Monday, May 30, 2011

CMAJ: Local Acquisition Of NDM-1 In Ontario

 

 

 

 

# 5585

 

My thanks to Crof for the head’s up on this study which just appeared in the CMAJ, that looks at two cases of NDM-1 recently detected in Ontario – one of which appears to have been locally acquired.

 

NDM-1, or New Delhi metallo-ß-lactamase-1, is an  enzyme that can confer resistance to certain gram negative bacteria like E.coli and Klebsiella against a class of antibiotics called carbapenems.

 

Of particular concern, the gene (blaNDM-1) that encodes this enzyme is carried by a plasmid – a snippet of portable DNA  - that can be horizontally transferred to other types of bacteria (see Study: Adaptation Of Plasmids To New Bacterial Species).

 

The NDM-1 enzyme made headlines last August when a Lancet Infectious Diseases article was published on its growing prevalence on the Indian sub-continent and its recent importation into the UK, US, and other countries.

 

In April of 2011, the same researchers published a new study (again in The Lancet) that found the NDM-1 enzyme in 4% of New Delhi’s sampled drinking water sources, and 30 per cent of the sewage tested (see Lancet Study: NDM-1 In New Delhi Water Supply) and perhaps most importantly – identified 11 new species of bacteria carrying the NDM-1 gene, including strains which cause cholera and dysentery.

 

While there have been scattered instances of NDM-1 bacterial infections detected in the United States and in Canada, practically all of them can be traced back to travel to India or Pakistan.

 

Today’s report in the Canadian Medical Association Journal highlights two cases of NDM-1 urinary tract colonization in Canada. In each case the patients were asymptomatic, no further spread (in-hospital or to family contacts) was detected, and antibiotics were withheld to avoid giving the bacteria an opportunity to develop further resistance.

 

One subject had recently traveled to India, while the other had not traveled outside of Ontario for at least 10 years and is believed to be the first documented instance of local acquisition of NDM-1.

 

Additionally, both cases involved bacterial strains (Morganella & Providencia) not normally associated with NDM-1, and both cases illustrate the difficulties in identifying organisms that produce NDM-1 with current laboratory testing protocols.

 

You can read the details in:

 

New Delhi metallo-ß-lactamase-1: local acquisition in Ontario, Canada, and challenges in detection

Julianne V. Kus, Manal Tadros, Andrew Simor, Donald E. Low, Allison J. McGeer, Barbara M. Willey, Cindy Larocque, Karen Pike, Iris-Ann Edwards, Helen Dedier, Roberto Melano, David A. Boyd, Michael R. Mulvey, Lisa Louie, Christopher Okeahialam, Mark Bayley, Cynthia Whitehead, Denyse Richardson, Lesley Carr, Fatema Jinnah and Susan M. Poutanen

 

 

Today’s report should not inspire undo public alarm, as the risk to the public is very low.
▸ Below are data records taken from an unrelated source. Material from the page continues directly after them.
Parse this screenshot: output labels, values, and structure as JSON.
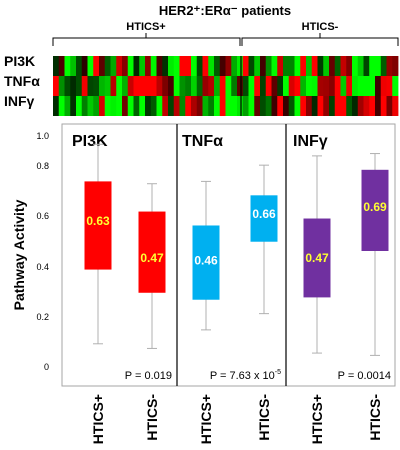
{
  "chart_data": {
    "type": "box",
    "title": "HER2⁺:ERα⁻ patients",
    "group_labels": [
      "HTICS+",
      "HTICS-"
    ],
    "heatmap_rows": [
      "PI3K",
      "TNFα",
      "INFγ"
    ],
    "ylabel": "Pathway Activity",
    "ylim": [
      0,
      1
    ],
    "yticks": [
      "0",
      "0.2",
      "0.4",
      "0.6",
      "0.8",
      "1.0"
    ],
    "categories": [
      "HTICS+",
      "HTICS-",
      "HTICS+",
      "HTICS-",
      "HTICS+",
      "HTICS-"
    ],
    "panels": [
      {
        "name": "PI3K",
        "p_value": "P = 0.019",
        "color": "#ff0000",
        "label_color": "#ffff33",
        "boxes": [
          {
            "group": "HTICS+",
            "min": 0.1,
            "q1": 0.42,
            "median": 0.63,
            "q3": 0.8,
            "max": 0.96,
            "label": "0.63"
          },
          {
            "group": "HTICS-",
            "min": 0.08,
            "q1": 0.32,
            "median": 0.47,
            "q3": 0.67,
            "max": 0.79,
            "label": "0.47"
          }
        ]
      },
      {
        "name": "TNFα",
        "p_value": "P = 7.63 x 10",
        "p_exponent": "-5",
        "color": "#00b0f0",
        "label_color": "#ffffff",
        "boxes": [
          {
            "group": "HTICS+",
            "min": 0.16,
            "q1": 0.29,
            "median": 0.46,
            "q3": 0.61,
            "max": 0.8,
            "label": "0.46"
          },
          {
            "group": "HTICS-",
            "min": 0.23,
            "q1": 0.54,
            "median": 0.66,
            "q3": 0.74,
            "max": 0.87,
            "label": "0.66"
          }
        ]
      },
      {
        "name": "INFγ",
        "p_value": "P = 0.0014",
        "color": "#7030a0",
        "label_color": "#ffff33",
        "boxes": [
          {
            "group": "HTICS+",
            "min": 0.06,
            "q1": 0.3,
            "median": 0.47,
            "q3": 0.64,
            "max": 0.91,
            "label": "0.47"
          },
          {
            "group": "HTICS-",
            "min": 0.05,
            "q1": 0.5,
            "median": 0.69,
            "q3": 0.85,
            "max": 0.92,
            "label": "0.69"
          }
        ]
      }
    ]
  }
}
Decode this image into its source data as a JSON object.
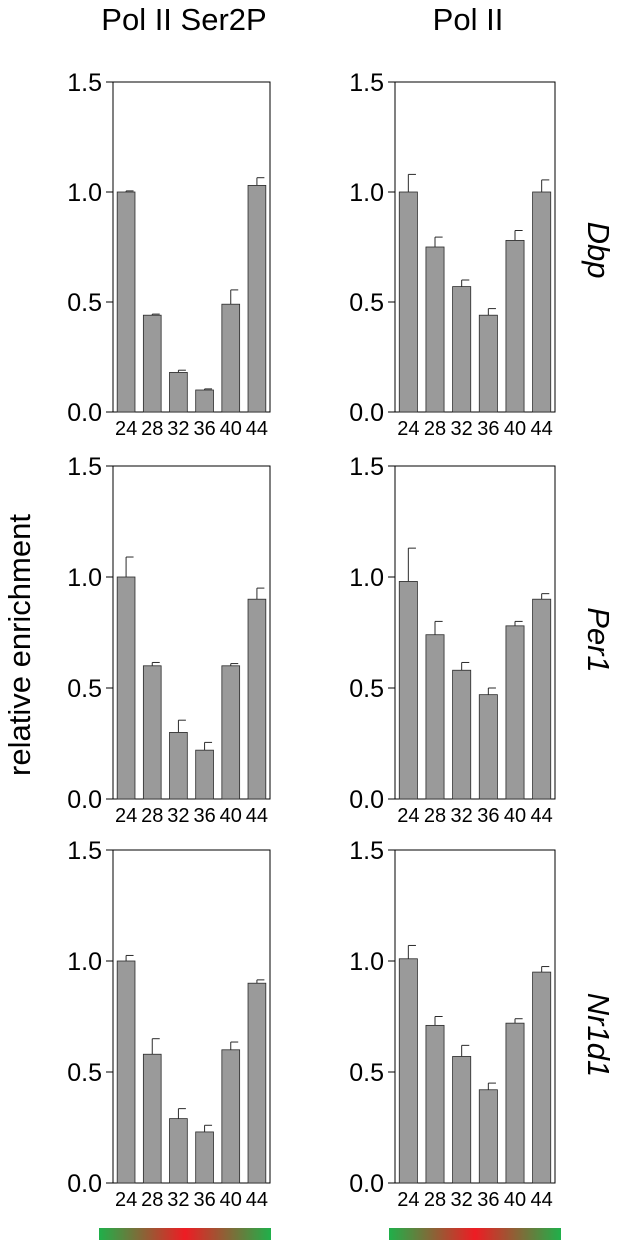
{
  "figure": {
    "column_titles": [
      "Pol II Ser2P",
      "Pol II"
    ],
    "row_labels": [
      "Dbp",
      "Per1",
      "Nr1d1"
    ],
    "ylabel": "relative enrichment",
    "bar_color": "#9a9a9a",
    "gradient_colors": [
      "#1fb04a",
      "#ee1c24",
      "#1fb04a"
    ]
  },
  "chart_data": [
    {
      "type": "bar",
      "gene": "Dbp",
      "antibody": "Pol II Ser2P",
      "categories": [
        "24",
        "28",
        "32",
        "36",
        "40",
        "44"
      ],
      "values": [
        1.0,
        0.44,
        0.18,
        0.1,
        0.49,
        1.03
      ],
      "errors": [
        0.005,
        0.005,
        0.01,
        0.005,
        0.065,
        0.035
      ],
      "ylim": [
        0,
        1.5
      ],
      "yticks": [
        "0.0",
        "0.5",
        "1.0",
        "1.5"
      ]
    },
    {
      "type": "bar",
      "gene": "Dbp",
      "antibody": "Pol II",
      "categories": [
        "24",
        "28",
        "32",
        "36",
        "40",
        "44"
      ],
      "values": [
        1.0,
        0.75,
        0.57,
        0.44,
        0.78,
        1.0
      ],
      "errors": [
        0.08,
        0.045,
        0.03,
        0.03,
        0.045,
        0.055
      ],
      "ylim": [
        0,
        1.5
      ],
      "yticks": [
        "0.0",
        "0.5",
        "1.0",
        "1.5"
      ]
    },
    {
      "type": "bar",
      "gene": "Per1",
      "antibody": "Pol II Ser2P",
      "categories": [
        "24",
        "28",
        "32",
        "36",
        "40",
        "44"
      ],
      "values": [
        1.0,
        0.6,
        0.3,
        0.22,
        0.6,
        0.9
      ],
      "errors": [
        0.09,
        0.015,
        0.055,
        0.035,
        0.01,
        0.05
      ],
      "ylim": [
        0,
        1.5
      ],
      "yticks": [
        "0.0",
        "0.5",
        "1.0",
        "1.5"
      ]
    },
    {
      "type": "bar",
      "gene": "Per1",
      "antibody": "Pol II",
      "categories": [
        "24",
        "28",
        "32",
        "36",
        "40",
        "44"
      ],
      "values": [
        0.98,
        0.74,
        0.58,
        0.47,
        0.78,
        0.9
      ],
      "errors": [
        0.15,
        0.06,
        0.035,
        0.03,
        0.02,
        0.025
      ],
      "ylim": [
        0,
        1.5
      ],
      "yticks": [
        "0.0",
        "0.5",
        "1.0",
        "1.5"
      ]
    },
    {
      "type": "bar",
      "gene": "Nr1d1",
      "antibody": "Pol II Ser2P",
      "categories": [
        "24",
        "28",
        "32",
        "36",
        "40",
        "44"
      ],
      "values": [
        1.0,
        0.58,
        0.29,
        0.23,
        0.6,
        0.9
      ],
      "errors": [
        0.025,
        0.07,
        0.045,
        0.03,
        0.035,
        0.015
      ],
      "ylim": [
        0,
        1.5
      ],
      "yticks": [
        "0.0",
        "0.5",
        "1.0",
        "1.5"
      ]
    },
    {
      "type": "bar",
      "gene": "Nr1d1",
      "antibody": "Pol II",
      "categories": [
        "24",
        "28",
        "32",
        "36",
        "40",
        "44"
      ],
      "values": [
        1.01,
        0.71,
        0.57,
        0.42,
        0.72,
        0.95
      ],
      "errors": [
        0.06,
        0.04,
        0.05,
        0.03,
        0.02,
        0.025
      ],
      "ylim": [
        0,
        1.5
      ],
      "yticks": [
        "0.0",
        "0.5",
        "1.0",
        "1.5"
      ]
    }
  ]
}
This should, however, serve as a reminder to hospitals and health care facilities that NDM-1 is a growing concern.

 

Doctors will now have to consider that a history of recent foreign travel, while still the most common route of NDM-1 acquisition in North America, is no longer a firm prerequisite for infection.

 

And hospitals will have to gear up to deal with the the patient screening and infection control challenges that a new resistant pathogen presents, while laboratories will have to develop new testing protocols.

 

The NDM-1 enzyme was first identified in a Klebsiella pneumoniae isolate from a native of India, who was then a resident in Sweden, just three years ago. Since then it has been detected in bacteria in India, Pakistan, the United Kingdom, the United States, Canada, Japan and Brazil.

 

While the end of the antibiotic era is not yet at hand, the fear is we may be drawing closer to that day.  Which is why we watch reports of bacterial resistance with such great interest.

 

For a far more complete (and eye-opening) discussion of antimicrobial resistance issues, I can think of no better primer than Maryn McKenna’s book SUPERBUG: The Fatal Menace of MRSA.

 

And Maryn’s SUPERBUG Blog, now part of Wired Science Blogs, continues to provide the best day-to-day coverage of these issues.